By 8 p.m. five thousand people came to the Exposition to see the one hundred arch lights and 1,800 incandescent lights that lit up the building at night.  According to legend or tradition, when Thomas Edison arrived at the Exposition Hall he discovered that the power system had broken down.  Since his company had supplied the power, he felt a responsibility to get the lights back into working order so he immediately went down to the Exposition Hall lower floors and joined the workmen who were trying to put the generator back together.  When he fixed the problem, Edison emerged back up to the Exposition Hall’s floor, but he was covered in grime, but the crowd cheered and he joined the dinner reception at the Galt House and finished his dinner.1

Under the incandescent lights, people came to hear the grand organ and Seventh Regiment Band.  The highlight of the evening was when the chorus sang Handel’s  “Hallelujah Chorus.”  By 10:30 p.m. the Exposition closed their doors for the day.  Over twenty thousand people attended the first day.  During the eighty-eight days the Exposition ran, over 770,048 people attended the event, with an additional 200,933 admitted on passes.  The Exposition exceeded everyone’s expectations and the Exposition ran until 1887.  The show normally ran from August until late October.  Although the Exposition was a regional event, the Museum of Natural History loaned a mammoth from the Royal Museum in Stuttgart, Germany, an orangutan from Borneo, and the fossilized remains of a megatherium discovered in Argentina.  In 1886, the Exposition committee erected a Japanese village.
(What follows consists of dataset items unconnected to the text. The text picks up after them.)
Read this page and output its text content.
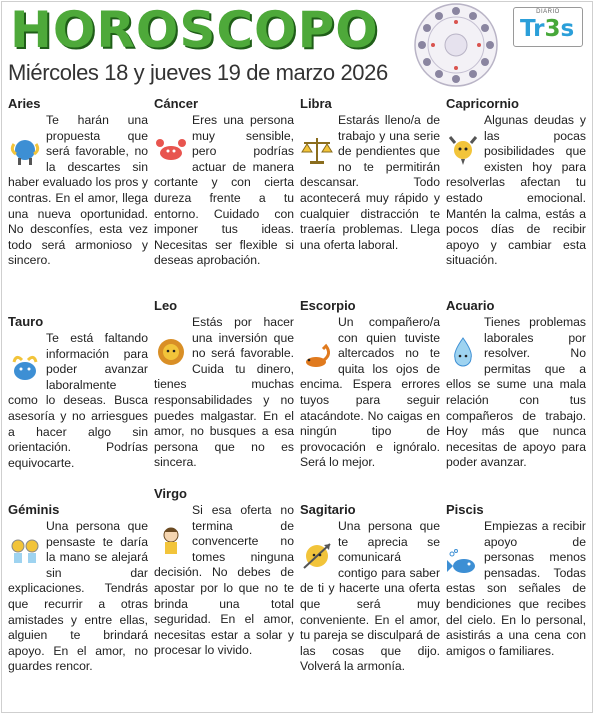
HOROSCOPO
Miércoles 18 y jueves 19 de marzo 2026
DIARIO
Tr3s
Aries
Te harán una propuesta que será favorable, no la descartes sin haber evaluado los pros y contras. En el amor, llega una nueva oportunidad. No desconfíes, esta vez todo será armonioso y sincero.
Cáncer
Eres una persona muy sensible, pero podrías actuar de manera cortante y con cierta dureza frente a tu entorno. Cuidado con imponer tus ideas. Necesitas ser flexible si deseas aprobación.
Libra
Estarás lleno/a de trabajo y una serie de pendientes que no te permitirán descansar. Todo acontecerá muy rápido y cualquier distracción te traería problemas. Llega una oferta laboral.
Capricornio
Algunas deudas y las pocas posibilidades que existen hoy para resolverlas afectan tu estado emocional. Mantén la calma, estás a pocos días de recibir apoyo y cambiar esta situación.
Tauro
Te está faltando información para poder avanzar laboralmente como lo deseas. Busca asesoría y no arriesgues a hacer algo sin orientación. Podrías equivocarte.
Leo
Estás por hacer una inversión que no será favorable. Cuida tu dinero, tienes muchas responsabilidades y no puedes malgastar. En el amor, no busques a esa persona que no es sincera.
Escorpio
Un compañero/a con quien tuviste altercados no te quita los ojos de encima. Espera errores tuyos para seguir atacándote. No caigas en ningún tipo de provocación e ignóralo. Será lo mejor.
Acuario
Tienes problemas laborales por resolver. No permitas que a ellos se sume una mala relación con tus compañeros de trabajo. Hoy más que nunca necesitas de apoyo para poder avanzar.
Géminis
Una persona que pensaste te daría la mano se alejará sin dar explicaciones. Tendrás que recurrir a otras amistades y entre ellas, alguien te brindará apoyo. En el amor, no guardes rencor.
Virgo
Si esa oferta no termina de convencerte no tomes ninguna decisión. No debes de apostar por lo que no te brinda una total seguridad. En el amor, necesitas estar a solar y procesar lo vivido.
Sagitario
Una persona que te aprecia se comunicará contigo para saber de ti y hacerte una oferta que será muy conveniente. En el amor, tu pareja se disculpará de las cosas que dijo. Volverá la armonía.
Piscis
Empiezas a recibir apoyo de personas menos pensadas. Todas estas son señales de bendiciones que recibes del cielo. En lo personal, asistirás a una cena con amigos o familiares.
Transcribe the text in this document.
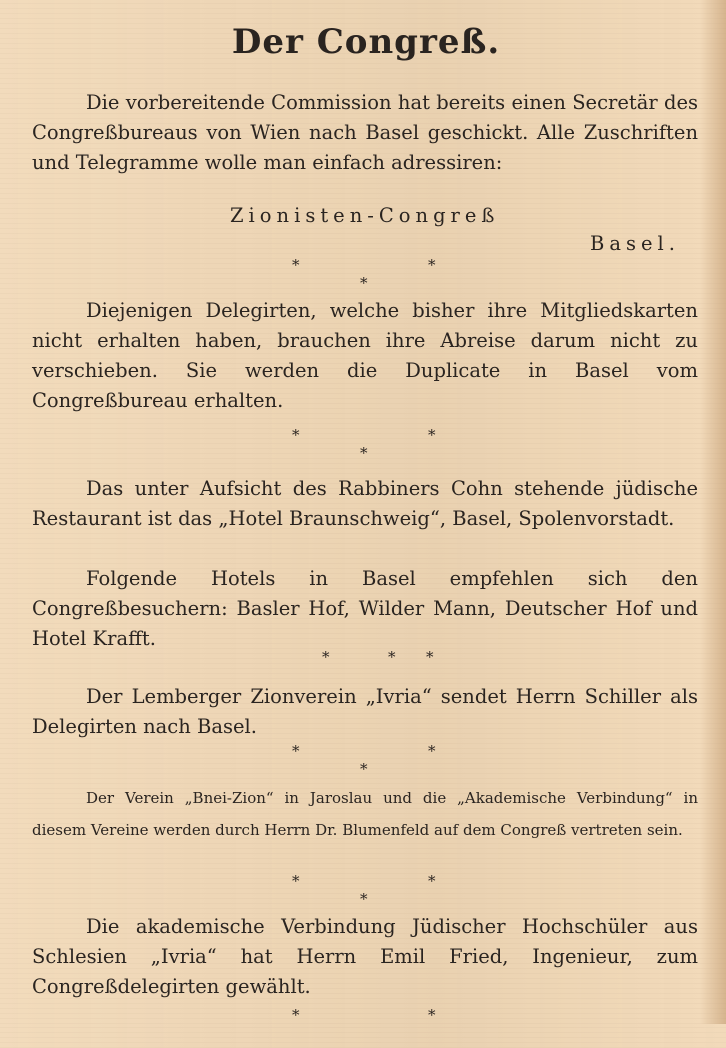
Der Congreß.

Die vorbereitende Commission hat bereits einen Secretär des Congreßbureaus von Wien nach Basel geschickt. Alle Zuschriften und Telegramme wolle man einfach adressiren:

Zionisten-Congreß
Basel.
*	*
*

Diejenigen Delegirten, welche bisher ihre Mitgliedskarten nicht erhalten haben, brauchen ihre Abreise darum nicht zu verschieben. Sie werden die Duplicate in Basel vom Congreßbureau erhalten.

*	*
*

Das unter Aufsicht des Rabbiners Cohn stehende jüdische Restaurant ist das „Hotel Braunschweig“, Basel, Spolenvorstadt.

Folgende Hotels in Basel empfehlen sich den Congreßbesuchern: Basler Hof, Wilder Mann, Deutscher Hof und Hotel Krafft.

*	* *

Der Lemberger Zionverein „Ivria“ sendet Herrn Schiller als Delegirten nach Basel.

*	*
*

Der Verein „Bnei-Zion“ in Jaroslau und die „Akademische Verbindung“ in diesem Vereine werden durch Herrn Dr. Blumenfeld auf dem Congreß vertreten sein.

*	*
*

Die akademische Verbindung Jüdischer Hochschüler aus Schlesien „Ivria“ hat Herrn Emil Fried, Ingenieur, zum Congreßdelegirten gewählt.

*	*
The Southern Exposition served as a catalyst for development in the surrounding area.  In 1885, 260 homes valued at an average cost of $6,150, or $1.6 million dollars, was constructed between Kentucky and Magnolia Streets.  The most popular Victorian style houses built were the Queen Anne and the Richardsonian Romanesque.  On March 1887, the Courier-Journal declared Louisville the “New Gotham” and hailed that the city had the most beautiful homes.  After the Southern Exposition closed its doors in 1887, William Slaughter, president of the Victoria Land Company, bought the vacated property from the Southern Exposition and built the Saint James Court development, which still stands today as a testament to the Southern Exposition’s ideals of commerce and progress, Southern hospitality and Northern ingenuity.

“Birds-eye view of Louisville from the river front and Southern Exposition, 1883” by William F. Clarke

Resources

Southern Exposition, 1883, Kentucky Explorer, Jackson, Kentucky, June 1996, Vol. 11, Issue 2.

The Louisville Courier-Journal, August 1, 1883; August 2, 1883.

Carl E. Kramer, Old Louisville: A Changing View. Old Louisville Neighborhood Council, Inc., 1982.


1Carl E. Kramer, Old Louisville: A Changing View, (Old Louisville Neighborhood Council, Inc., 1982), 9.